Now that I have defined areas with their own climate, I now have three different ‘personalities’ as it were to create from. Each part of the world has a different personality just like its own character and I treat it as such. 

The Northern Shores:

The north it will be icy – think ice floes, blizzards, giant tusked blubbery beasts and no human population, only the occasional brave adventurer!

The Western Shores:

Deep ocean, The Cliffs Of Narok, lagoons, sea serpents, dragons leviathans, mermaids and selkies, pirates and treacherous seas. 

The Tropical Southern Shores:

Azure seas, white sandy beaches fringed with lush green, tropical islands, luminous creatures and magic folk and occasional traders (including pirates again!)

These three places have a very distinct look and feel to them. This really helps with atmosphere and creature design. Each beastie I invent must look like it comes from one of these places – I think carefully about their habitat, their prey/food and how they interact with their environment and climate. 

Ok, Now What?

At this point in the process I get my favourite planning platform to help – the link previously didn’t work and still doesn’t, even though the address is correct, so just take yourself to: www.notion.so and put that in your search bar and you should find it! I set out each section and start to write down what I want to see in each location. What gets the creative juices flowing – how many beasties do I need, what sort of humans will there be and what do they do, and so on. 

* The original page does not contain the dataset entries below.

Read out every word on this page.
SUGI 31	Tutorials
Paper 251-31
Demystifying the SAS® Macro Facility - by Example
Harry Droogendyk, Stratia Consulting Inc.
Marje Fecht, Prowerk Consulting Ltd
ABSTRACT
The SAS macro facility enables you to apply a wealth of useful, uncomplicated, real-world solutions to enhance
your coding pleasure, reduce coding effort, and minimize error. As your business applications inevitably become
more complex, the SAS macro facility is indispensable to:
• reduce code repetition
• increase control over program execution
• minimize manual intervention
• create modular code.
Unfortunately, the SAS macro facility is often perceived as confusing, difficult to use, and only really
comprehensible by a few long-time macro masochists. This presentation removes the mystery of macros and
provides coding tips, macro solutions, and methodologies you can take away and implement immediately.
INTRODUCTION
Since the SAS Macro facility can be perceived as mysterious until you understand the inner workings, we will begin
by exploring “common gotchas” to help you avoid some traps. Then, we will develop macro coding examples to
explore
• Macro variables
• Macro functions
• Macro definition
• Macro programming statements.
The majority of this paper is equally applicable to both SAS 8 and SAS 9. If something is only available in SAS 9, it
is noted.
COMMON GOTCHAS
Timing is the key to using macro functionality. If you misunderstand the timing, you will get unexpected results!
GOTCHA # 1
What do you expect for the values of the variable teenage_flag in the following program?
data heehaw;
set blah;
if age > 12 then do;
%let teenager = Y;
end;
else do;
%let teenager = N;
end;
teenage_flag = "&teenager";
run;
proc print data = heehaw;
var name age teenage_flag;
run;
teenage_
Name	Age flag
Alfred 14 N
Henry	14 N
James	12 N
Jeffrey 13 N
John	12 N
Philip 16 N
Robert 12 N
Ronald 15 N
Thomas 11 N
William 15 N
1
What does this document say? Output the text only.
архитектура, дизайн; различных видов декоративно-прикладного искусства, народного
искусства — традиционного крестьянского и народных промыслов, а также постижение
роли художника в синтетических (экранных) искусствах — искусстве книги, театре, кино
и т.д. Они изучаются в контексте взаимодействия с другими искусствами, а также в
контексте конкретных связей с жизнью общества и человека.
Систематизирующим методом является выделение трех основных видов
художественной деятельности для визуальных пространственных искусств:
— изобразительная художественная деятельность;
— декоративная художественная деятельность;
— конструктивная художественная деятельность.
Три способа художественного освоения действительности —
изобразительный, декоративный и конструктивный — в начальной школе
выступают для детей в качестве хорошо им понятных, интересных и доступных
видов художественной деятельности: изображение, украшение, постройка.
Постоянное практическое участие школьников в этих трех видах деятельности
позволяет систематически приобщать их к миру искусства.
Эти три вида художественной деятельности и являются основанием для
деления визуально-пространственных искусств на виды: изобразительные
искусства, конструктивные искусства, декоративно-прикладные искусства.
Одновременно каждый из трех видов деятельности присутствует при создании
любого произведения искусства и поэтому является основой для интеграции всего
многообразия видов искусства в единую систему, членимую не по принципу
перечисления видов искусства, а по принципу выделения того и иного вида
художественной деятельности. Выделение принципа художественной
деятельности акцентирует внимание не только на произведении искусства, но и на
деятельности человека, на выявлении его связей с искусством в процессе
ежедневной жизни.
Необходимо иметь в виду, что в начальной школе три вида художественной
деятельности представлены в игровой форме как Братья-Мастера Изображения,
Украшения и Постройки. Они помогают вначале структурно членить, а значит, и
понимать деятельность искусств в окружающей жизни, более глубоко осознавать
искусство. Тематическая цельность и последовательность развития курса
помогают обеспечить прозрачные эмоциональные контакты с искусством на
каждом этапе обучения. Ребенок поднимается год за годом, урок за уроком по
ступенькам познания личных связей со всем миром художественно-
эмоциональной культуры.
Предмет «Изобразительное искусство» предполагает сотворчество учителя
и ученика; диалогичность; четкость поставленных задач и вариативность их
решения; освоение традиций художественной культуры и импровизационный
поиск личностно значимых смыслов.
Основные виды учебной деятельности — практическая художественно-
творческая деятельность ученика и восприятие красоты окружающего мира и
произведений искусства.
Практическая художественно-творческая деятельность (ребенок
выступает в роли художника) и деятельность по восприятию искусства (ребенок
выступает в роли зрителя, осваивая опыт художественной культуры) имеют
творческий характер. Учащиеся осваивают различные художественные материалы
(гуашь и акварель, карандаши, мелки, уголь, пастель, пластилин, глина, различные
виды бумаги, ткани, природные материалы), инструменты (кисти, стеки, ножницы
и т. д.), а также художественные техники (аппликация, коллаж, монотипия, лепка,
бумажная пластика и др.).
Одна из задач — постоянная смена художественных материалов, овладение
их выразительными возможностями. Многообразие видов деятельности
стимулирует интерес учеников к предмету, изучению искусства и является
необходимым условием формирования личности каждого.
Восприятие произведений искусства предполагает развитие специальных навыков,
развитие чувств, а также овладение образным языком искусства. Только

Since I don’t want to share all my Seas Of Strangehollow behind the scenes (except with my lovely members) with all of you yet, I will give you a peep at my Notion screen grab for the north: 

These are the first few ideas I had when trying to imagine what I could see up north, very limited number of creatures at the moment but this is a barren place and honestly I can’t see it teeming with life in the sam way as the west and the south will be. 

From these ideas I start to sketch and develop ideas of what some of these things may be like. These two fellows below are likely to appear in the book. 

I tend to work in sections with this. I will start with the ideas written down, then sketch using those ideas as jumping off points. I then build up a good number of drawings to work from and take that to watercolour. Another way I like to work is to think of the creature names first, before sketching. Often a name like a ‘Flabbager’ or a ‘Northern Froon’ or ‘Oob’ will conjure some interesting creatures in my head more effectively than anything else! Sometimes these creature names come about as accidental mispronunciation – for example ‘Ose Nitch’ came about when I said ose nitch instead of ‘nose itch’ – immediately I wrote that down and it will be appearing in the book!

One of my first creatures painted up so far is this little flightless bird that lives on the south coast. He lives on crustaceans and sea snails that he finds in rock pools and in the shallows. He’s also quite noisy. He’s called The Screeching Fronowon. 

I hope this post gives you a little insight to how I go about creating Strangehollow and might inspire you to try your own world building exercise!